UM PRAZER ANÁRQUICO

Ler, para mim, sempre foi uma atividade anárquica e muito prazerosa. Jamais fui capaz de leituras organizadas, panorâmicas, escafândricas. Minhas fichas de leitura sempre são uma caneta a sublinhar as passagens mais interessantes dos meus livros preferidos.


Detenho-me, no meio de uma leitura, diante de um onomástico, e corro à minha biblioteca a catá-lo. E raramente volto ao ponto em que parei (no mesmo dia, na mesma semana), pois que o segundo livro me levou ao terceiro, e este ao quarto, e aquele ao quinto...


Sei de gente que começa a ler o Balzac e não sossega enquanto não devora, um por um, todos os romances da Comédia Humana. Tenho um aluno de oficina, Jefferson Flach, que leu e releu várias vezes Em busca do tempo perdido. Tive outro que afirmava, com notável seriedade, que lera sem parar o Ulisses, de Joyce! E mais, dizia, sem que ríssemos, que adorara!
Meu prazer pelo fragmentado, pelo aleatório, pelo disperso é tão grande que raramente leio um livro de uma assentada. Prefiro ler trechos aqui, capítulos ali, de obras variadas, de gêneros díspares. Prefiro ler trinta, quarenta livros simultaneamente do que um só.

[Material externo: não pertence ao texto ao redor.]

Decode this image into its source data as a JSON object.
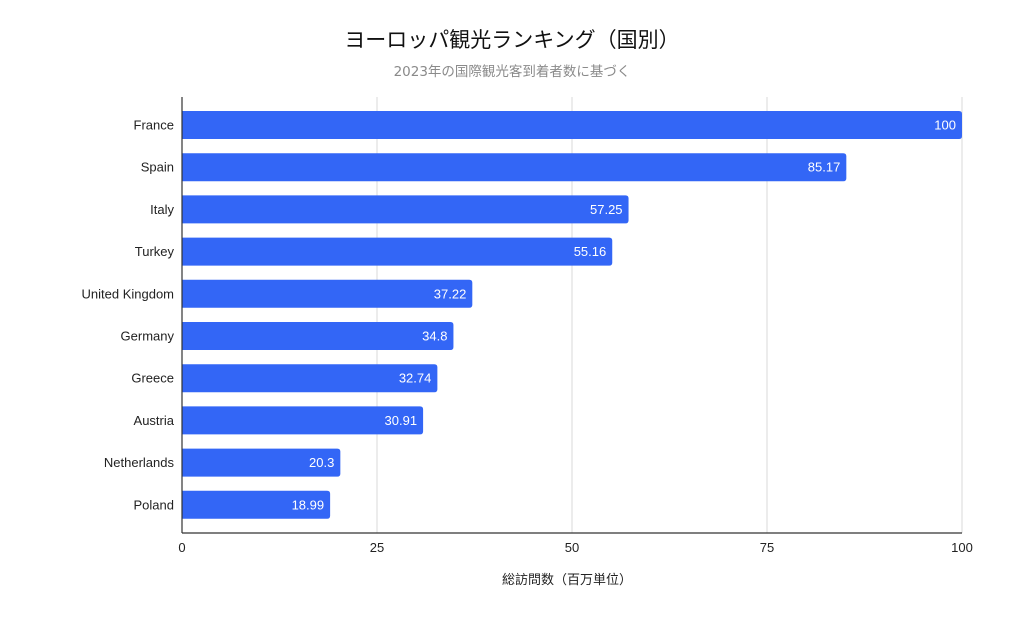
{
  "chart_data": {
    "type": "bar",
    "orientation": "horizontal",
    "title": "ヨーロッパ観光ランキング（国別）",
    "subtitle": "2023年の国際観光客到着者数に基づく",
    "xlabel": "総訪問数（百万単位）",
    "ylabel": "",
    "categories": [
      "France",
      "Spain",
      "Italy",
      "Turkey",
      "United Kingdom",
      "Germany",
      "Greece",
      "Austria",
      "Netherlands",
      "Poland"
    ],
    "values": [
      100,
      85.17,
      57.25,
      55.16,
      37.22,
      34.8,
      32.74,
      30.91,
      20.3,
      18.99
    ],
    "value_labels": [
      "100",
      "85.17",
      "57.25",
      "55.16",
      "37.22",
      "34.8",
      "32.74",
      "30.91",
      "20.3",
      "18.99"
    ],
    "xlim": [
      0,
      100
    ],
    "xticks": [
      0,
      25,
      50,
      75,
      100
    ],
    "xtick_labels": [
      "0",
      "25",
      "50",
      "75",
      "100"
    ],
    "grid": true,
    "legend": "none",
    "bar_color": "#3366f6"
  }
}
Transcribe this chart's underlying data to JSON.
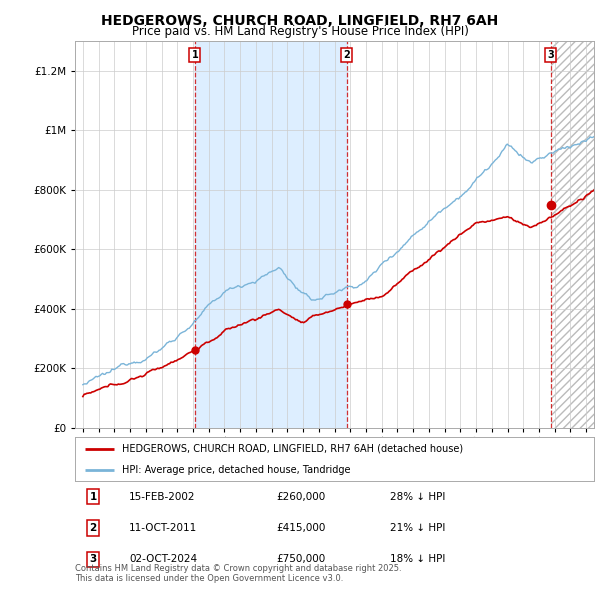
{
  "title": "HEDGEROWS, CHURCH ROAD, LINGFIELD, RH7 6AH",
  "subtitle": "Price paid vs. HM Land Registry's House Price Index (HPI)",
  "title_fontsize": 10,
  "subtitle_fontsize": 8.5,
  "background_color": "#ffffff",
  "plot_bg_color": "#ffffff",
  "grid_color": "#cccccc",
  "sale1": {
    "label": "1",
    "date": "15-FEB-2002",
    "price": 260000,
    "pct": "28% ↓ HPI",
    "x": 2002.12
  },
  "sale2": {
    "label": "2",
    "date": "11-OCT-2011",
    "price": 415000,
    "pct": "21% ↓ HPI",
    "x": 2011.78
  },
  "sale3": {
    "label": "3",
    "date": "02-OCT-2024",
    "price": 750000,
    "pct": "18% ↓ HPI",
    "x": 2024.75
  },
  "ylim": [
    0,
    1300000
  ],
  "xlim": [
    1994.5,
    2027.5
  ],
  "hpi_color": "#7ab4d8",
  "price_color": "#cc0000",
  "vline_color": "#cc0000",
  "shade_color": "#ddeeff",
  "hatch_color": "#cccccc",
  "footer": "Contains HM Land Registry data © Crown copyright and database right 2025.\nThis data is licensed under the Open Government Licence v3.0."
}
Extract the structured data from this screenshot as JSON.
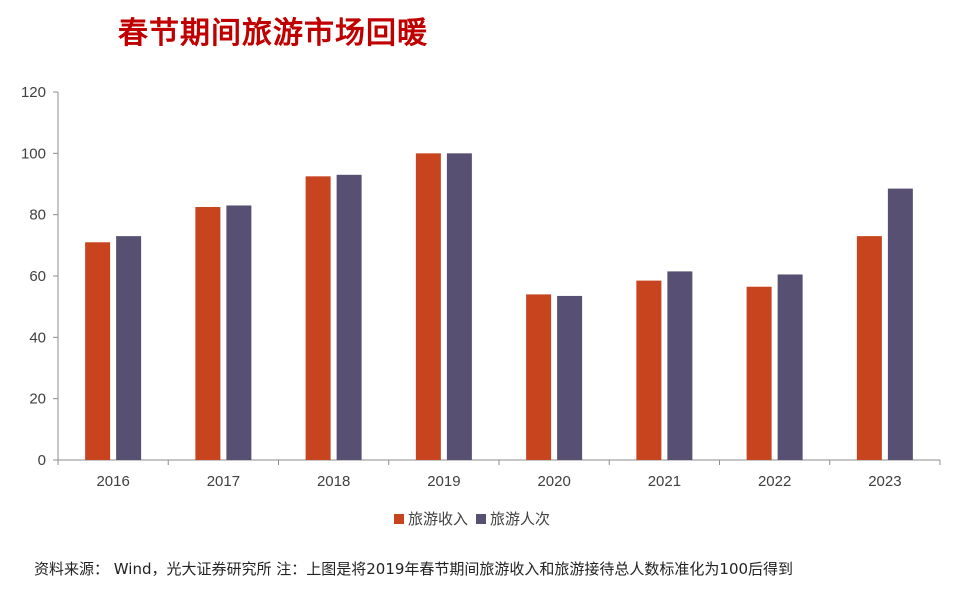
{
  "title": "春节期间旅游市场回暖",
  "source": "资料来源： Wind，光大证券研究所 注：上图是将2019年春节期间旅游收入和旅游接待总人数标准化为100后得到",
  "chart_data": {
    "type": "bar",
    "categories": [
      "2016",
      "2017",
      "2018",
      "2019",
      "2020",
      "2021",
      "2022",
      "2023"
    ],
    "series": [
      {
        "name": "旅游收入",
        "color": "#c8441f",
        "values": [
          71,
          82.5,
          92.5,
          100,
          54,
          58.5,
          56.5,
          73
        ]
      },
      {
        "name": "旅游人次",
        "color": "#575072",
        "values": [
          73,
          83,
          93,
          100,
          53.5,
          61.5,
          60.5,
          88.5
        ]
      }
    ],
    "ylim": [
      0,
      120
    ],
    "yticks": [
      0,
      20,
      40,
      60,
      80,
      100,
      120
    ],
    "grid": false,
    "legend": "bottom-center"
  }
}
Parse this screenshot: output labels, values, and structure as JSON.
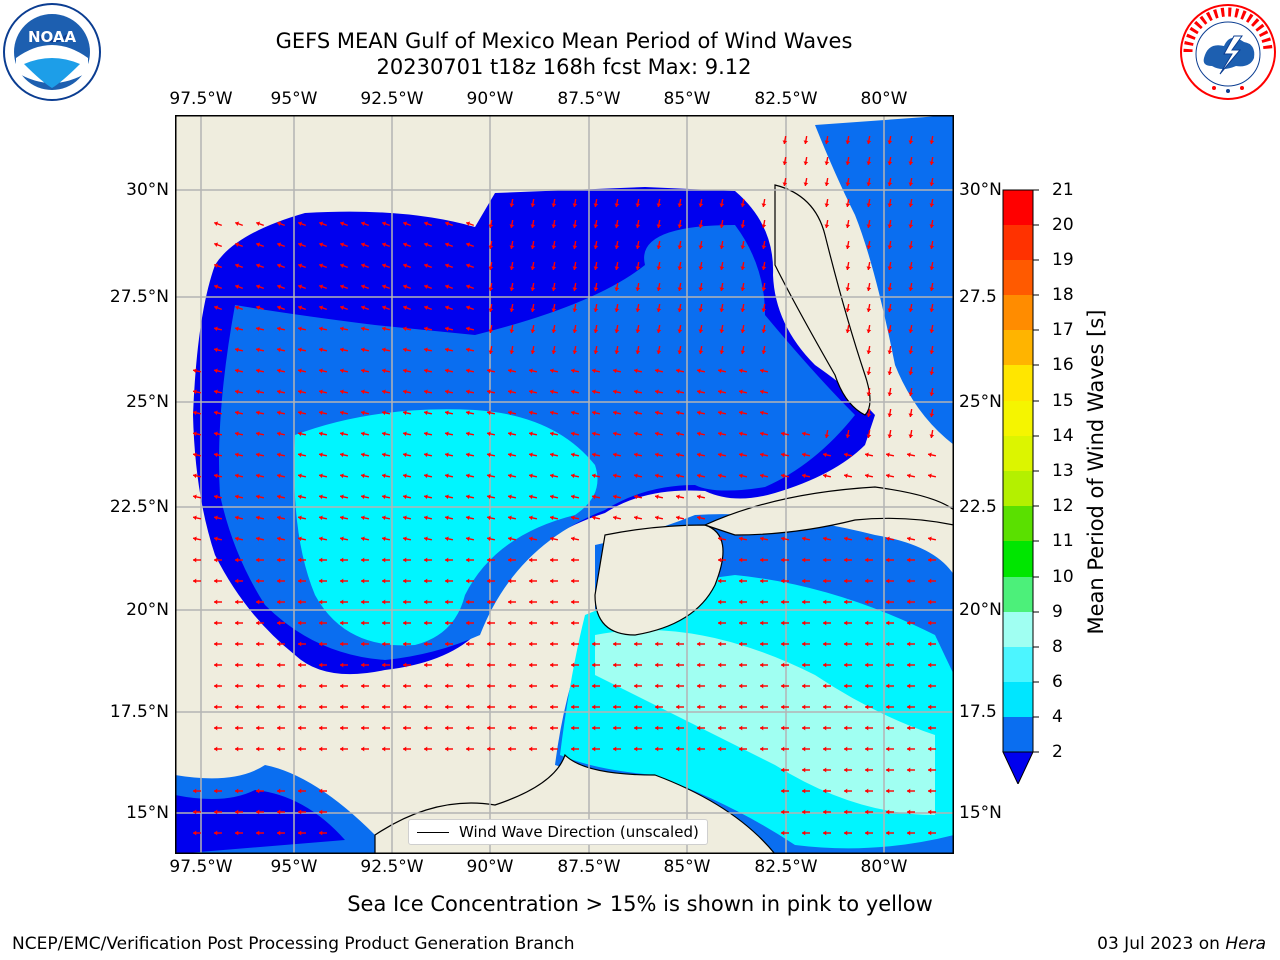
{
  "title": {
    "line1": "GEFS MEAN Gulf of Mexico Mean Period of Wind Waves",
    "line2": "20230701 t18z 168h fcst   Max: 9.12"
  },
  "logos": {
    "left": {
      "icon": "noaa-logo-icon",
      "text": "NOAA"
    },
    "right": {
      "icon": "nws-logo-icon",
      "text": "NATIONAL WEATHER SERVICE"
    }
  },
  "axes": {
    "lon_labels": [
      "97.5°W",
      "95°W",
      "92.5°W",
      "90°W",
      "87.5°W",
      "85°W",
      "82.5°W",
      "80°W"
    ],
    "lat_labels_left": [
      "30°N",
      "27.5°N",
      "25°N",
      "22.5°N",
      "20°N",
      "17.5°N",
      "15°N"
    ],
    "lat_labels_right": [
      "30°N",
      "27.5",
      "25°N",
      "22.5",
      "20°N",
      "17.5",
      "15°N"
    ]
  },
  "colorbar": {
    "label": "Mean Period of Wind Waves [s]",
    "ticks": [
      "2",
      "4",
      "6",
      "8",
      "9",
      "10",
      "11",
      "12",
      "13",
      "14",
      "15",
      "16",
      "17",
      "18",
      "19",
      "20",
      "21"
    ],
    "colors": [
      "#0a6ef0",
      "#00e6ff",
      "#4cf5ff",
      "#a0fff2",
      "#4cf07a",
      "#00e600",
      "#5ae000",
      "#b4f000",
      "#dcf500",
      "#f5f500",
      "#ffe600",
      "#ffb400",
      "#ff8c00",
      "#ff5a00",
      "#ff3200",
      "#ff0000"
    ],
    "below_color": "#0000ee"
  },
  "legend": {
    "label": "Wind Wave Direction (unscaled)"
  },
  "note": "Sea Ice Concentration > 15% is shown in pink to yellow",
  "footer": {
    "left": "NCEP/EMC/Verification Post Processing Product Generation Branch",
    "right_date": "03 Jul 2023 on ",
    "right_host": "Hera"
  },
  "map_colors": {
    "land": "#efedde",
    "grid": "#b4b4b4",
    "arrow": "#ff0000",
    "deep_blue": "#0000ee",
    "mid_blue": "#0a6ef0",
    "cyan": "#00f5ff",
    "light_cyan": "#4cf5ff",
    "pale_cyan": "#a0fff2"
  }
}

Quando surgiu a internet, com suas infinitas janelas, me senti realizado. Ali estava um modelo de aproximação ao texto que eu praticava ainda na Biblioteca do Colégio Estadual Cardeal Pacceli, em Três de Maio, na década de 70.

Ah, com que inusitado prazer eu abria as enciclopédias, especialmente a Barsa, e saltitava de verbete em verbete!

(Dos sonhos que tive na adolescência, este talvez tenha sido um dos mais persistentes e irrealizáveis: ter aquele monumento em casa, tomo a tomo. Quando atingi a capacidade econômica de adquiri-la, o projeto editorial se modificou. Os verbetes, que eram longos e consistentes ensaios, passaram a ser tijolinhos informativos. Perdi o interesse. Um dia, um aluno, Guido Kopittke, deu-me de presente uma Barsa completa. Ao abrir o primeiro volume, meu coração disparou. Voltava às minhas mãos uma das edições antigas, com planos de estudos, e verbetes imensos. Às vezes, vou ao meu escritório e torno a fazer a minha leitura preferida – aleatória e não-sistemática).

Será por isso que gosto tanto do conto? Por ser ele capaz de produzir em curto espaço grande epifania?


E nós, professores, que tanto dizemos que nossos alunos não lêem mais nada, não estaremos querendo deles um modelo de leitura que já não são capazes de realizar? E se ao estreitamento cartesiano do método nós lhes oferecêssemos um banquete de múltiplos e simultâneos objetos de leitura?



Impossível não lembrar, aqui, de Daniel Pennac, e seu Como um romance, onde apresenta um fascinante decálogo da leitura. Cito apenas dois mandamentos, o primeiro e o quinto: O direito de não ler e O direito de ler qualquer coisa.

Até Paulo Coelho, eu diria. Até Paulo Coelho.